ミサイルが配備された陸上自衛隊石垣駐屯地

2018(平成30)年10月31日、沖縄県石垣市で石垣市自治基本条例に基づく住民投票を直接請求する市民の署名活動が始まりました。内容は、石垣島の於茂登岳(おもとだけ)麓に陸上自衛隊駐屯地を建設するという計画への賛成・反対の市民の意思をはっきりさせる住民投票の実施を石垣市に求めるものです。「石垣市住民投票を求める会」は11月30日までの1ヶ月間の署名期間内に住民投票請求の要件である有権者の4分の1を超える1万4,263筆の署名を集めました。これは有権者の約37%にあたります。

市民側の請求に対して石垣市当局はこれに応ぜず、住民投票を拒み続けました。2019(同31)年2月1日には臨時市議会で住民投票そのものが否決されてしまいました。そのため住民投票の会は2019(令和元)年9月19日、石垣市を相手とする「住民投票義務付け訴訟」を那覇地裁に提起したのです。結果は、2020(同2)年8月27日の那覇地裁第一審判決で原告の訴えが却下され、翌年3月23日の福岡高裁那覇支部控訴審判決で控訴棄却、その年の8月25日の最高裁判所判決で上告棄却(上告不受理)となり、住民側の敗訴となりました。

この最高裁判決に先立つ4月26日、住民側の有志3人が、住民投票に投票することができる地位の確認、石垣市長が住民投票を実施しないことが違法であることの確認などを求め、公法上の地位の確認訴訟である実質的当事者訴訟を那覇地裁に起こしました。2023(同5)年5月23日の那覇地裁の第一審判決で棄却され、翌年3月12日の福岡高裁那覇支部の控訴審でも棄却となりました。市民側は上告し、現在も最高裁において係争中です。

2009(平成21)年に制定され翌年4月に施行された石垣市自治基本条例は「市政運営の最高規範」とされ、住民投票の規定では「所定の手続を経て、住民投票を実施しなければならない」と明記されていました。市長は住民投票条例を市議会に提出し、否決されましたが、かつての市の解説では「市民から有権者の4分の1の連署により住民投票実施の請求があったときは、市議会の議決に付することなく、必ず住民投票を実施する」としていました。しかし、現在の中山義隆市長は住民投票の実施義務を果たしていません。
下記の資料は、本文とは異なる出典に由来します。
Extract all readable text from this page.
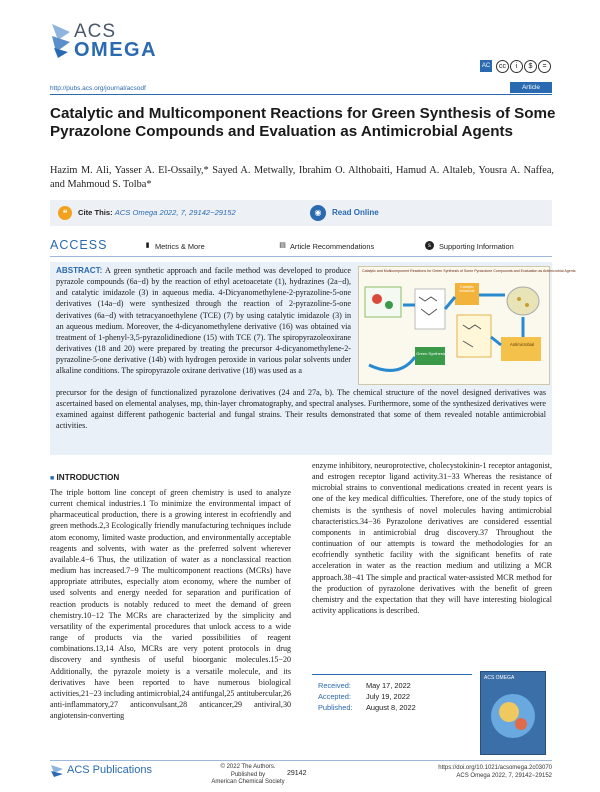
ACS
OMEGA
AC	cc	i	$	=
http://pubs.acs.org/journal/acsodf	Article
Catalytic and Multicomponent Reactions for Green Synthesis of Some Pyrazolone Compounds and Evaluation as Antimicrobial Agents
Hazim M. Ali, Yasser A. El-Ossaily,* Sayed A. Metwally, Ibrahim O. Althobaiti, Hamud A. Altaleb, Yousra A. Naffea, and Mahmoud S. Tolba*
❝	Cite This: ACS Omega 2022, 7, 29142−29152	◉	Read Online
ACCESS	▮ Metrics & More	▤ Article Recommendations	s	Supporting Information
ABSTRACT: A green synthetic approach and facile method was developed to produce pyrazole compounds (6a−d) by the reaction of ethyl acetoacetate (1), hydrazines (2a−d), and catalytic imidazole (3) in aqueous media. 4-Dicyanomethylene-2-pyrazoline-5-one derivatives (14a−d) were synthesized through the reaction of 2-pyrazoline-5-one derivatives (6a−d) with tetracyanoethylene (TCE) (7) by using catalytic imidazole (3) in an aqueous medium. Moreover, the 4-dicyanomethylene derivative (16) was obtained via treatment of 1-phenyl-3,5-pyrazolidinedione (15) with TCE (7). The spiropyrazoleoxirane derivatives (18 and 20) were prepared by treating the precursor 4-dicyanomethylene-2-pyrazoline-5-one derivative (14b) with hydrogen peroxide in various polar solvents under alkaline conditions. The spiropyrazole oxirane derivative (18) was used as a
precursor for the design of functionalized pyrazolone derivatives (24 and 27a, b). The chemical structure of the novel designed derivatives was ascertained based on elemental analyses, mp, thin-layer chromatography, and spectral analyses. Furthermore, some of the synthesized derivatives were examined against different pathogenic bacterial and fungal strains. Their results demonstrated that some of them revealed notable antimicrobial activities.
Catalytic and Multicomponent Reactions for Green Synthesis of Some Pyrazolone Compounds and Evaluation as Antimicrobial Agents
Green Synthesis
Antimicrobial
Catalytic imidazole
■ INTRODUCTION

The triple bottom line concept of green chemistry is used to analyze current chemical industries.1 To minimize the environmental impact of pharmaceutical production, there is a growing interest in ecofriendly and green methods.2,3 Ecologically friendly manufacturing techniques include atom economy, limited waste production, and environmentally acceptable reagents and solvents, with water as the preferred solvent wherever available.4−6 Thus, the utilization of water as a nonclassical reaction medium has increased.7−9 The multicomponent reactions (MCRs) have appropriate attributes, especially atom economy, where the number of used solvents and energy needed for separation and purification of reaction products is notably reduced to meet the demand of green chemistry.10−12 The MCRs are characterized by the simplicity and versatility of the experimental procedures that unlock access to a wide range of products via the varied possibilities of reagent combinations.13,14 Also, MCRs are very potent protocols in drug discovery and synthesis of useful bioorganic molecules.15−20 Additionally, the pyrazole moiety is a versatile molecule, and its derivatives have been reported to have numerous biological activities,21−23 including antimicrobial,24 antifungal,25 antitubercular,26 anti-inflammatory,27 anticonvulsant,28 anticancer,29 antiviral,30 angiotensin-converting

enzyme inhibitory, neuroprotective, cholecystokinin-1 receptor antagonist, and estrogen receptor ligand activity.31−33 Whereas the resistance of microbial strains to conventional medications created in recent years is one of the key medical difficulties. Therefore, one of the study topics of chemists is the synthesis of novel molecules having antimicrobial characteristics.34−36 Pyrazolone derivatives are considered essential components in antimicrobial drug discovery.37 Throughout the continuation of our attempts is toward the methodologies for an ecofriendly synthetic facility with the significant benefits of rate acceleration in water as the reaction medium and utilizing a MCR approach.38−41 The simple and practical water-assisted MCR method for the production of pyrazolone derivatives with the benefit of green chemistry and the expectation that they will have interesting biological activity applications is described.

Received: May 17, 2022
Accepted: July 19, 2022
Published: August 8, 2022
ACS OMEGA
ACS Publications	© 2022 The Authors. Published by
American Chemical Society
29142
https://doi.org/10.1021/acsomega.2c03070
ACS Omega 2022, 7, 29142−29152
市長を支持する市議会与党は住民投票に反対し、2021(令和3)年6月28日、自治基本条例改正案を議員提案し、住民投票の規定や同条例を最高規範と位置付ける規定を削除してしまいました。市と係争中の住民投票を求める会や野党は「住民投票つぶし」と激しく反発しました。地位確認訴訟(当事者訴訟)の第一審判決はこの条例改正を受けて「すでに無い条例の法的な地位の確認はできない」という棄却でしたが、控訴審判決は法の不遡及の原則からこれを否定し、棄却の理由は「住民投票の実施義務があるとは解釈できない」というものでした。

自治基本条例は「前市長が条例の制定を宣言して制定されるまでの2年半、幅広い見地から丁寧に議論されてつくられた」のに「今回はたった5回の委員会でそれが廃止と結論づけられた」(八重山毎日新聞)そうです。本来は住民自治の権利を保障するために不十分な部分があれば補強しながら自分たちの島のことは自分たちで決めるという自治意識を高めて行かなければならないのに、簡単に廃止されたことは私としても非常に残念です。今後の裁判や住民運動に注目したいと思います。

陸上自衛隊石垣駐屯地は住民の反対運動が展開される中で2023(同5)年3月に開設されました。